Brasil harus puas bermain imbang 1-1 melawan Maroko pada laga Piala Dunia 2026 di MetLife Stadium, Minggu (14/6/2026) pagi WIB. Selecao sempat tertinggal lebih dulu lewat gol Ismael Saibari sebelum menyamakan kedudukan melalui Vinicius Junior.
Hasil ini membuat Brasil belum menunjukkan performa sebagai salah satu tim yang dijagokan menjuarai turnamen. Meski lebih banyak menguasai bola, Brasil tidak benar-benar mampu mengendalikan pertandingan sepanjang laga.
Maroko Solid, Brasil Kesulitan di Lini Tengah
Maroko tampil solid dan relatif nyaman menghadapi permainan Brasil. Di lini tengah, gelandang muda Ayyoub Bouaddi tampil dominan dengan dukungan Neil El Aynaoui.

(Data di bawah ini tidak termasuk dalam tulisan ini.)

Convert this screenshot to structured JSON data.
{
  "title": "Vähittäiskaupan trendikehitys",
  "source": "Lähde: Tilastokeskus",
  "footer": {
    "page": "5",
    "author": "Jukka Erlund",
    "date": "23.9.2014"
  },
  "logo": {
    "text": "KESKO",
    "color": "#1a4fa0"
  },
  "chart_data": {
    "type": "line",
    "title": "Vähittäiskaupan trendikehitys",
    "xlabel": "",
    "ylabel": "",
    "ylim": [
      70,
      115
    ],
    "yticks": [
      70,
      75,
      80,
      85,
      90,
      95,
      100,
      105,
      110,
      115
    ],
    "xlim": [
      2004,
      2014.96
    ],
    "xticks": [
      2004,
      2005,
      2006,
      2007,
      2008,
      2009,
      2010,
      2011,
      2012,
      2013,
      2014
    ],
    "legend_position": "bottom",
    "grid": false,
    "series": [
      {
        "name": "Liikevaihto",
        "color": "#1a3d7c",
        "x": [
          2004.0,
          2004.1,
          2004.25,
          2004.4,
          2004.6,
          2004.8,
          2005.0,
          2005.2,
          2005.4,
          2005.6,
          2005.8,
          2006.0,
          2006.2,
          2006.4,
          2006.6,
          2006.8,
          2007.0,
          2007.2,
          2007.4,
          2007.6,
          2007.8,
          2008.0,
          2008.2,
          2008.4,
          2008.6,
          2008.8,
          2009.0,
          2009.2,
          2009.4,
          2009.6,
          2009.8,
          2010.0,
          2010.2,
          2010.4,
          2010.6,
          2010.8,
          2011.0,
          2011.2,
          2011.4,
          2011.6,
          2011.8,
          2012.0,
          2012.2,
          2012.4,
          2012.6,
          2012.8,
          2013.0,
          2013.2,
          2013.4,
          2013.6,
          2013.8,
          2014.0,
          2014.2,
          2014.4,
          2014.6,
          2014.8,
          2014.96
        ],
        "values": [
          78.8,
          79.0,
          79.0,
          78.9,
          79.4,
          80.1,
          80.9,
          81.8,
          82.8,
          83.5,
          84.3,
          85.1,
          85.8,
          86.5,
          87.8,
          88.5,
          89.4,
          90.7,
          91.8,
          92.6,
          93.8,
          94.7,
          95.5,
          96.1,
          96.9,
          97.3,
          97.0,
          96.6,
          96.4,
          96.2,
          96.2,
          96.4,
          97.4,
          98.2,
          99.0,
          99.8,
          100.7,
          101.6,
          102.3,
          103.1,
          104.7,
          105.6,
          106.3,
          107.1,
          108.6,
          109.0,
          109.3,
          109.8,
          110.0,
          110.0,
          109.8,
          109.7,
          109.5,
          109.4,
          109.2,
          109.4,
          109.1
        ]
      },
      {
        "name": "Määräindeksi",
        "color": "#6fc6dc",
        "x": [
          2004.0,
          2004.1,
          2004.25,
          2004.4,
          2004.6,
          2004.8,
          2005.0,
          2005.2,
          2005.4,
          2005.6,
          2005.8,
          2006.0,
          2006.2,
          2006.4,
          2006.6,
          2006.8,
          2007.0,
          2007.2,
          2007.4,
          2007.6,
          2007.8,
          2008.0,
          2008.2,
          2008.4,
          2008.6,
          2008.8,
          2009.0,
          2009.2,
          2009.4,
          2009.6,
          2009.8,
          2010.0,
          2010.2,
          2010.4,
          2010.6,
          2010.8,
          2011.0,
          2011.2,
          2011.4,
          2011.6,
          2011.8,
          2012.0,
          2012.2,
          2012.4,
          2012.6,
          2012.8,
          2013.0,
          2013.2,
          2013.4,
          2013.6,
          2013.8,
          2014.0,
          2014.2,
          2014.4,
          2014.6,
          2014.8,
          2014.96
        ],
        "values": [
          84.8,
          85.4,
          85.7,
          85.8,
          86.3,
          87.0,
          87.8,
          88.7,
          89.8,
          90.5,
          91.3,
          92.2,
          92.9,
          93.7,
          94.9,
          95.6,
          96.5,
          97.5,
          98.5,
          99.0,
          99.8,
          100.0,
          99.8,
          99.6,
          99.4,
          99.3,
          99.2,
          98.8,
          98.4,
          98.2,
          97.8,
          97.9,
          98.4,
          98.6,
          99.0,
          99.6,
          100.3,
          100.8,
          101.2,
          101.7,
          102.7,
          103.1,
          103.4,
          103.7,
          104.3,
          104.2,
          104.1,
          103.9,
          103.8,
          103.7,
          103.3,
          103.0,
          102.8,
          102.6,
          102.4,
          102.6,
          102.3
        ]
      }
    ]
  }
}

Brasil yang menurunkan Casemiro dan Bruno Guimaraes justru kesulitan menggenggam pertandingan dari sektor tersebut. Keduanya dinilai tidak cukup trengginas, sekaligus menegaskan persoalan yang sudah diperkirakan muncul, yakni minimnya opsi andal Brasil di lini tengah.
Vinicius Selamatkan Brasil
Di tengah permainan yang belum meyakinkan, aksi individu Vinicius Junior menjadi penyelamat Brasil. Winger Real Madrid itu mencetak gol penyeimbang setelah Brasil tertinggal akibat gol Saibari.
Vinicius juga mengakui Brasil tampil buruk pada pertandingan pertama mereka. Menurut dia, timnya belum menemukan ritme dan masih kesulitan menunjukkan pola permainan yang diinginkan.
Pernyataan Vinicius Junior
“Saya rasa kami memulai dengan sangat buruk di babak pertama. Situasi jadi lebih sulit karena kami kebobolan. Menemukan ritme permainan di laga pertama itu selalu sulit,” ungkap Vinicius di situs FIFA.
“Kami perlu lebih banyak memegang bola, menjaga penguasaan, dan mengalirkan bola dari sisi ke sisi. Lawan-lawan akan berusaha bertahan dan mengincar kami dari serangan balik.”
“Tidak banyak yang bisa diungkapkan. kami cuma harus bekerja lagi karena laga berikutnya sudah dekat. Tidak ada pertandingan mudah di Piala Dunia. Kami perlu berbenah dan berkembang untuk memenangi kompetisi ini.”
Brasil Belum Meyakinkan
Laga melawan Maroko memperlihatkan bahwa penguasaan bola Brasil belum otomatis membuat mereka dominan. Selecao masih harus membenahi ritme permainan, sirkulasi bola, dan respons saat menghadapi lawan yang bertahan rapat lalu menyerang balik.
Dengan pertandingan berikutnya yang sudah dekat, Brasil dituntut segera memperbaiki performa jika ingin menjaga peluang melangkah jauh di Piala Dunia 2026.